Friday, May 25, 2018

Kicking off Invisible Man!


Sloan and Reneise helping one of our awesome readers!
We had a great crowd for our Big Book Challenge Kickoff event on Wednesday!  If you weren't able to make it, don't worry - all books that were on hold before the event are now on the hold shelf waiting for you.  And if you're still waiting for a copy, we've got more on order and they'll be in very soon.  Still interested in signing up?  Just fill out our RSVP survey.





If you missed our kickoff lecture by WashU's Dr. William Maxwell, please take a look at it by clicking the links below.  It was an incredibly informative and motivating discussion, with lots of audience participation.

Dr. William Maxwell Lecture, 1

  • The novel is full of dialogue, full of interruption, music interfering with high-falutin' conversation.
  • The novel deals with the very bottom of American racism, but it wants to envision a way out.
  • This is a book that wants its length, its density.  It's a book of the world.
  • It was a representative text of the black world (mid-century).
  • It has a habit of winning prizes...the National Book Award, 1953, the first African-American author to win the prize.
  • Ellison is one of the most willfully American authors.

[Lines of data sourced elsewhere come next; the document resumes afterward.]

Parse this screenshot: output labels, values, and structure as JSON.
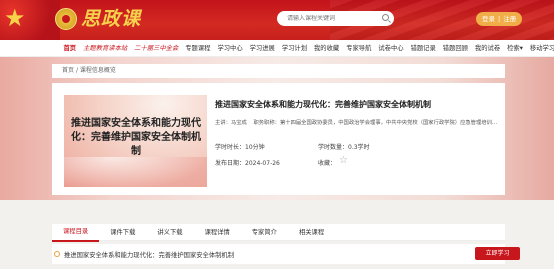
{
  "header": {
    "logo_text": "思政课",
    "search_placeholder": "请输入课程关键词",
    "login": "登录",
    "separator": "|",
    "register": "注册"
  },
  "nav": {
    "items": [
      "首页",
      "主题教育读本站",
      "二十届三中全会",
      "专题课程",
      "学习中心",
      "学习进展",
      "学习计划",
      "我的收藏",
      "专家导航",
      "试卷中心",
      "错题记录",
      "错题回顾",
      "我的试卷",
      "检索▾",
      "移动学习"
    ]
  },
  "breadcrumb": {
    "home": "首页",
    "sep": "/",
    "current": "课程信息概览"
  },
  "course": {
    "thumb_text": "推进国家安全体系和能力现代化：完善维护国家安全体制机制",
    "title": "推进国家安全体系和能力现代化：完善维护国家安全体制机制",
    "speaker": "主讲：马宝成",
    "position": "职务职称：第十四届全国政协委员，中国政治学会理事，中共中央党校（国家行政学院）应急管理培训…",
    "duration": "学时时长：10分钟",
    "credit": "学时数量：0.3学时",
    "date": "发布日期：2024-07-26",
    "favorite": "收藏："
  },
  "tabs": {
    "items": [
      "课程目录",
      "课件下载",
      "讲义下载",
      "课程详情",
      "专家简介",
      "相关课程"
    ]
  },
  "lesson": {
    "title": "推进国家安全体系和能力现代化：完善维护国家安全体制机制",
    "button": "立即学习"
  },
  "colors": {
    "primary_red": "#c8161d",
    "gold": "#f7d24c",
    "button_orange": "#f0ad48"
  }
}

 Dr. William Maxwell Lecture, 2

  • It is not only the representative African-American text of 20th century, it is perhaps the American novel of the long 20th century, at the period of America's greatest cultural, economic, and political influence.
  • For a long time, this was the earliest introduction to many Americans of the complexities of the African-American experience.
  • Ellison did not have a dramatic life, no paparazzi.
  • The Great Migration - a huge, voluntary movement - 7 million Americans, eventually
  • Ellison is from Oklahoma City, not part of the Great Migration - ironic, because Invisible Man is a great novel of the Migration
  • Oklahoma City has an important African-American community, but it's more southwestern, not part of the south-to-north story
  • Ellison almost sees himself as a cowboy
  • Attracted to ideas of individual character and strength
  • Ellison didn't believe he should talk about his own experience of suffering
  • He wanted to talk about racism with a sense of the highest artistic potential
  • Importance of Ellison's essay "The World and the Jug"
  • Proponent of the necessary mixing of groups
  • Ellison was looking for plurality


Dr. William Maxwell Lecture, 3

  • Ellison grew up in difficult circumstances
  • His mother, widowed, was a Socialist
  • Wins a music scholarship to Tuskegee
  • Arrives at Tuskegee and is beaten at the rail station by two white policeman
  • Still, Ellison's work emphasizes transcendence, culturally you can build something better
  • Ellison's second novel, Juneteenth, was never finished - it haunted him
  • Ellison was very technologically adept - assembled his own stereo, an early adopter of word processing for his writing


Dr. William Maxwell Lecture, 4

  • First paragraph of the prologue: what kind of person speaks this way?  he's educated (choice of vocabulary), he's a fan of American popular culture, elite reference to Edgar Allan Poe, someone who can move between levels of culture and discourse
  • Ellison desires to create a highly intellectualized hero, a thinker

Apologies - the last part of the lecture didn't record properly...

Dr. William Maxwell Lecture, 5

  • Importance of Louis Armstrong, reference to the song "What Did I Do to Be so Black and Blue?"
  • Why is Invisible Man's favorite dessert vanilla ice cream with sloe gin?



1 comment:

  1. Thanks for recording and posting this!